The London Fire Brigade has launched a ‘state-of-the art mobilising system’ for handling 999 calls in the capital.
999 control officers will use the new system, which was supplied by Capita Communication and Control Solutions, to deal with emergency fire calls and assign fire engines to emergencies.
The system uses GPS tracking technology combined with real-time status information, similar to taxi apps like Uber, to track all of London’s 155 fire engines and identify the closest available one to each emergency.
Control officers are also able to watch each fire engine’s journey on-screen whilst reassuring callers as to the estimated time of arrival.
In London, more than 170,000 emergency fire calls are received each year. Firefighters attended an average of 263 incidents per day last year.
The system allows the Brigade to determine the location of those dialling 999 from a mobile, which should help officers pinpoint the location of emergencies with greater speed and accuracy.

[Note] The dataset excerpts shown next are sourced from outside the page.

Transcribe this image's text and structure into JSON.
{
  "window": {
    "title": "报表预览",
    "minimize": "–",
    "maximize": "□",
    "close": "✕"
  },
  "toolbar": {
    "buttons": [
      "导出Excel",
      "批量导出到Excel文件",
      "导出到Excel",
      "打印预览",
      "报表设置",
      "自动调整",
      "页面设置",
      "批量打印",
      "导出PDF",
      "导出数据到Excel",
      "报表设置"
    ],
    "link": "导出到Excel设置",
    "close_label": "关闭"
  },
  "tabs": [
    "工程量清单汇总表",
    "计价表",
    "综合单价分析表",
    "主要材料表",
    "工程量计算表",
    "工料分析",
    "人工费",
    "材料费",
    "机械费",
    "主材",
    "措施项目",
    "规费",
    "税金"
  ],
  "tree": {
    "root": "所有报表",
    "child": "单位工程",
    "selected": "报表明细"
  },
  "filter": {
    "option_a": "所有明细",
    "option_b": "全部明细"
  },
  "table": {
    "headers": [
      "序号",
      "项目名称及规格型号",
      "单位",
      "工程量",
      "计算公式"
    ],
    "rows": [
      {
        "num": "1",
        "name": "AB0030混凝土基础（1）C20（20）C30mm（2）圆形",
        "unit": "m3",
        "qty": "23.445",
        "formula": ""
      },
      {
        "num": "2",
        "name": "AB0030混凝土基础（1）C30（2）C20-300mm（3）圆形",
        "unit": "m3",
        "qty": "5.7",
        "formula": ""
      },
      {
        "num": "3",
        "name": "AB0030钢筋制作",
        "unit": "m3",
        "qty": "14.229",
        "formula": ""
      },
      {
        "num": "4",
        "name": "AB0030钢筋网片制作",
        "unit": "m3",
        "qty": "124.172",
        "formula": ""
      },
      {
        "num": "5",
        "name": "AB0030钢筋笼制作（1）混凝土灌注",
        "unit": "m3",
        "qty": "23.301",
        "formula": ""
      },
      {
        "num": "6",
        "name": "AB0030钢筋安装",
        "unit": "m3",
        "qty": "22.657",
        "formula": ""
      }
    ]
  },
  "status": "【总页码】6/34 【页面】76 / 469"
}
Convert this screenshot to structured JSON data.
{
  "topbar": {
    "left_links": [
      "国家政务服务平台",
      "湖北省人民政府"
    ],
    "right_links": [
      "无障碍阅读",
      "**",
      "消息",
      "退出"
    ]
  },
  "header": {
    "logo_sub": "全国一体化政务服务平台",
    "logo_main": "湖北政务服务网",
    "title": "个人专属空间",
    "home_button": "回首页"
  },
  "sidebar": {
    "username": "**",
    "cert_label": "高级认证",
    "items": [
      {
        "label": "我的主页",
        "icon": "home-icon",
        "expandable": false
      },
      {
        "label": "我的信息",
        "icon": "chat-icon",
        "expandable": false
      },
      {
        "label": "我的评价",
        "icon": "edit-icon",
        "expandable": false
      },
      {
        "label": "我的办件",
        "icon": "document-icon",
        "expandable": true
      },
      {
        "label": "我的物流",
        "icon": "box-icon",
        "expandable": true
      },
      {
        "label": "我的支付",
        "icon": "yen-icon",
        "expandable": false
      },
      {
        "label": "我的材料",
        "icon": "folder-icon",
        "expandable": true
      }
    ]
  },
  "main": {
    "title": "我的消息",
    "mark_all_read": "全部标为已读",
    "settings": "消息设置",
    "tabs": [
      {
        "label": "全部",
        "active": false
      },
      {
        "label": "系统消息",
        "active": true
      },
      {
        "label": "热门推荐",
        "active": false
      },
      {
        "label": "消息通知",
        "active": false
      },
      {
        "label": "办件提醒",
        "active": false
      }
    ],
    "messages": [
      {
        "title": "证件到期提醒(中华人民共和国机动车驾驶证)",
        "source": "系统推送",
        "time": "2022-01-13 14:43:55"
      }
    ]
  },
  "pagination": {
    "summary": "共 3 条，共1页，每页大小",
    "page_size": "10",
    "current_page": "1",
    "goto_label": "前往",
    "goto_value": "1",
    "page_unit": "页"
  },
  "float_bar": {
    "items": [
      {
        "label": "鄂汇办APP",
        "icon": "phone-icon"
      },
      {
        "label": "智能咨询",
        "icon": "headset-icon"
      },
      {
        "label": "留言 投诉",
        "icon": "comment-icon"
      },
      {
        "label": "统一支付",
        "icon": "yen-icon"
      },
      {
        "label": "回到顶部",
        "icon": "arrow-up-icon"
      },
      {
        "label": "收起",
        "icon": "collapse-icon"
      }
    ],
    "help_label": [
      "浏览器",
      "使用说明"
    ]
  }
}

It also means that fire engines will now be mobilised to emergencies according to their proximity to incidents. In the old system, engines were mobilised from the closest fire station, rather than where the engines were actually located.
The new technology is expected to streamline the call-handling process, leading to an overall faster response to emergencies.
‘This state-of-the-art system uses the latest technology to allow us to deal with emergency calls efficiently and get fire engines to incidents more quickly,’ said London Fire Commissioner, Ron Dobson. ‘This could ultimately lead to more lives being saved.
‘It is incredible how far technology has come since the 999 system was first set up in 1937. Back then operators were alerted to an incoming 999 call by a flashing red light and a klaxon.
‘Fortunately, the vast majority of people never need to call 999, but when people are in need of assistance from the Brigade I hope they will now receive the help they need more quickly than ever.’
The technology brings together 999 call handling, radio communications, incident recording and intelligent resource deployment to improve London’s firefighting process.
As well being able to track fire engines, the system also provides control officers with much more specific addresses for incidents, again leading to faster response times.
It is able to hold more than 7.5 million addresses, compared to the 80,000 street records the Brigade’s old system was able to search when directing a fire engine to an emergency.